PHP uses Curl to simulate logon and obtain data Examples

Source: Internet
Author: User
Tags curl preg

PHP's curl () is highly efficient in capturing web pages and supports multithreading, while file_get_contents () is less efficient. Of course, curl extension must be enabled when curl is used.
Code practice

First, let's look at the logon code:

The code is as follows: Copy code

// Simulate logon
Function login_post ($ url, $ cookie, $ post ){
$ Curl = curl_init (); // initialize the curl module
Curl_setopt ($ curl, CURLOPT_URL, $ url); // address submitted for logon
Curl_setopt ($ curl, CURLOPT_HEADER, 0); // whether to display header information
Curl_setopt ($ curl, CURLOPT_RETURNTRANSFER, 0); // whether to automatically display the returned information
Curl_setopt ($ curl, CURLOPT_COOKIEJAR, $ cookie); // Set the Cookie information to save in the specified file
Curl_setopt ($ curl, CURLOPT_POST, 1); // post method submission
Curl_setopt ($ curl, CURLOPT_POSTFIELDS, http_build_query ($ post); // information to be submitted
Curl_exec ($ curl); // execute cURL
Curl_close ($ curl); // closes the cURL resource and releases the system resource.
}

The login_post () function first initializes curl_init (), and then uses curl_setopt () to set related options, including the url address to be submitted and the cookie file to be saved, post data (username, password, and other information), whether to return information, etc. Then, curl_exec executes curl, and finally curl_close () releases the resource. Note that the http_build_query () in PHP can convert the array into a connected string.

Next, if the logon succeeds, we need to obtain the page information after successful logon.

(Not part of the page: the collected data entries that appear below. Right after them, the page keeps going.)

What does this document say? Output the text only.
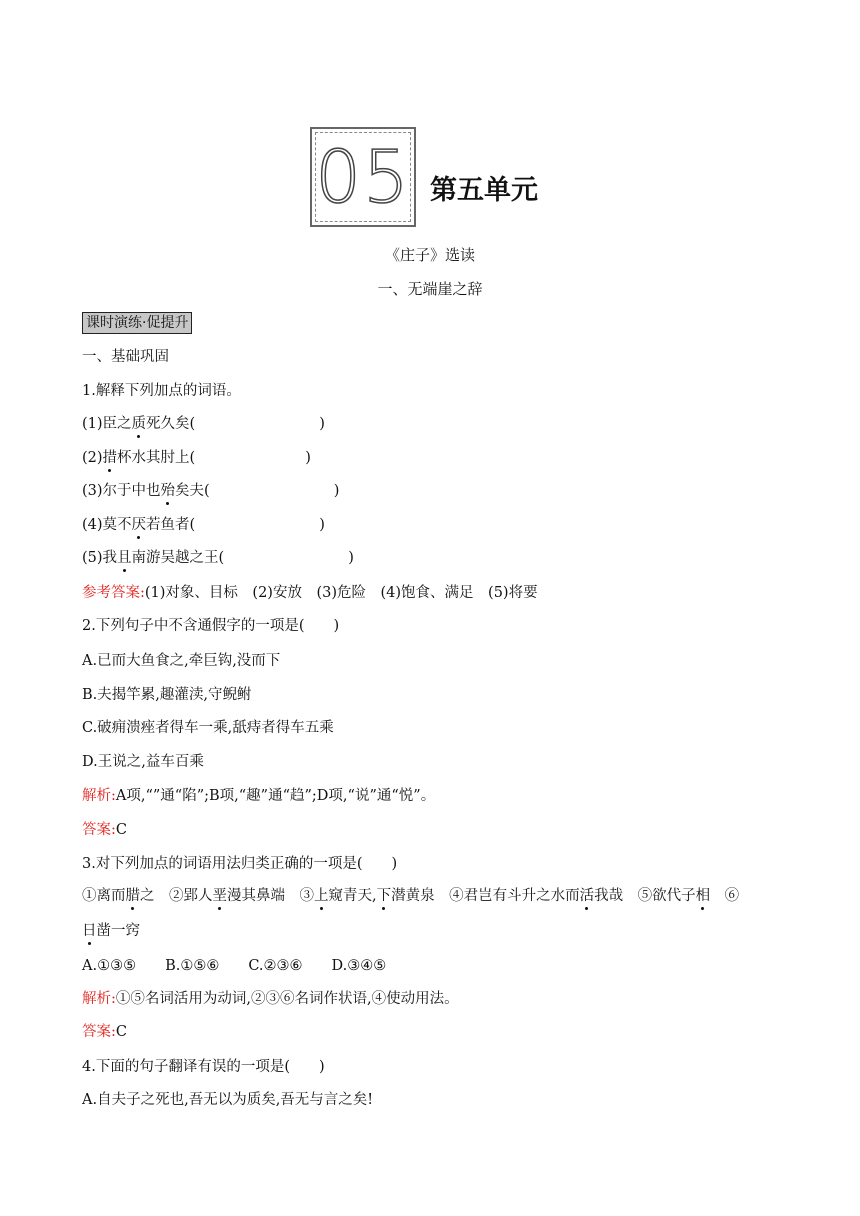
05 第五单元
《庄子》选读
一、无端崖之辞
课时演练·促提升
一、基础巩固
1.解释下列加点的词语。
(1)臣之质死久矣(	)
(2)措杯水其肘上(	)
(3)尔于中也殆矣夫(	)
(4)莫不厌若鱼者(	)
(5)我且南游吴越之王(	)
参考答案:(1)对象、目标　(2)安放　(3)危险　(4)饱食、满足　(5)将要
2.下列句子中不含通假字的一项是(　　)
A.已而大鱼食之,牵巨钩,没而下
B.夫揭竿累,趣灌渎,守鲵鲋
C.破痈溃痤者得车一乘,舐痔者得车五乘
D.王说之,益车百乘
解析:A项,“”通“陷”;B项,“趣”通“趋”;D项,“说”通“悦”。
答案:C
3.对下列加点的词语用法归类正确的一项是(　　)
①离而腊之　②郢人垩漫其鼻端　③上窥青天,下潜黄泉　④君岂有斗升之水而活我哉　⑤欲代子相　⑥
日凿一窍
A.①③⑤　　B.①⑤⑥　　C.②③⑥　　D.③④⑤
解析:①⑤名词活用为动词,②③⑥名词作状语,④使动用法。
答案:C
4.下面的句子翻译有误的一项是(　　)
A.自夫子之死也,吾无以为质矣,吾无与言之矣!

The code is as follows: Copy code

// Obtain data after successful logon
Function get_content ($ url, $ cookie ){
$ Ch = curl_init ();
Curl_setopt ($ ch, CURLOPT_URL, $ url );
Curl_setopt ($ ch, CURLOPT_HEADER, 0 );
Curl_setopt ($ ch, CURLOPT_RETURNTRANSFER, 1 );
Curl_setopt ($ ch, CURLOPT_COOKIEFILE, $ cookie); // read cookie
$ Rs = curl_exec ($ ch); // execute cURL to capture the page content
Curl_close ($ ch );
Return $ rs;
}

The function get_content () also initializes curl first, then sets related options, executes curl, and releases resources. Here, we set CURLOPT_RETURNTRANSFER to 1 to automatically return information, while CURLOPT_COOKIEFILE can read the cookie information saved during logon, and finally return the page content.

Our ultimate goal is to obtain information after simulated logon, that is, useful information that can be obtained only after successful normal logon. Next we will take logging on to the open-source China Mobile edition as an example to see how to capture the information after successful login.

/

The code is as follows: Copy code
/Set post data
$ Post = array (
'Email '=> 'oschina account ',
'Pwd' => 'osschina password ',
'Goto _ page' => '/my ',
'Error _ page' => '/login ',
'SAVE _ login' => '1 ',
'Submit '=> 'Login now'
);
 
// Logon address
$ Url = http://www.111cn.net;
// Set the cookie storage path
$ Cookie = dirname (_ FILE _). '/cookie_oschina.txt ';
// The address for obtaining information after logon
$ Url2 = "http://m.oschina.net/my ";
// Simulate logon
Login_post ($ url, $ cookie, $ post );
// Obtain the logon page information
$ Content = get_content ($ url2, $ cookie );
// Delete the cookie file
@ Unlink ($ cookie );
// Match the page information
$ Preg = "/<td class = 'portrait'> (. *) </td>/I ";
Preg_match_all ($ preg, $ content, $ arr );
$ Str = $ arr [1] [0];
// Output Content
Echo $ str;

After running the above code, we will see the final picture of the login user's profile picture.

Usage summary

1. Initialize curl;

2. Use curl_setopt to set the target url and other options;

3. curl_exec: execute curl;

4. Disable curl after execution;

5. Output data.

Contact Us

The content source of this page is from Internet, which doesn't represent Alibaba Cloud's opinion; products and services mentioned on that page don't have any relationship with Alibaba Cloud. If the content of the page makes you feel confusing, please write us an email, we will handle the problem within 5 days after receiving your email.

If you find any instances of plagiarism from the community, please send an email to: info-contact@alibabacloud.com and provide relevant evidence. A staff member will contact you within 5 working days.

A Free Trial That Lets You Build Big!

Start building with 50+ products and up to 12 months usage for Elastic Compute Service

  • Sales Support

    1 on 1 presale consultation

  • After-Sales Support

    24/7 Technical Support 6 Free Tickets per Quarter Faster Response

  • Alibaba Cloud offers highly flexible support services tailored to meet your exact needs.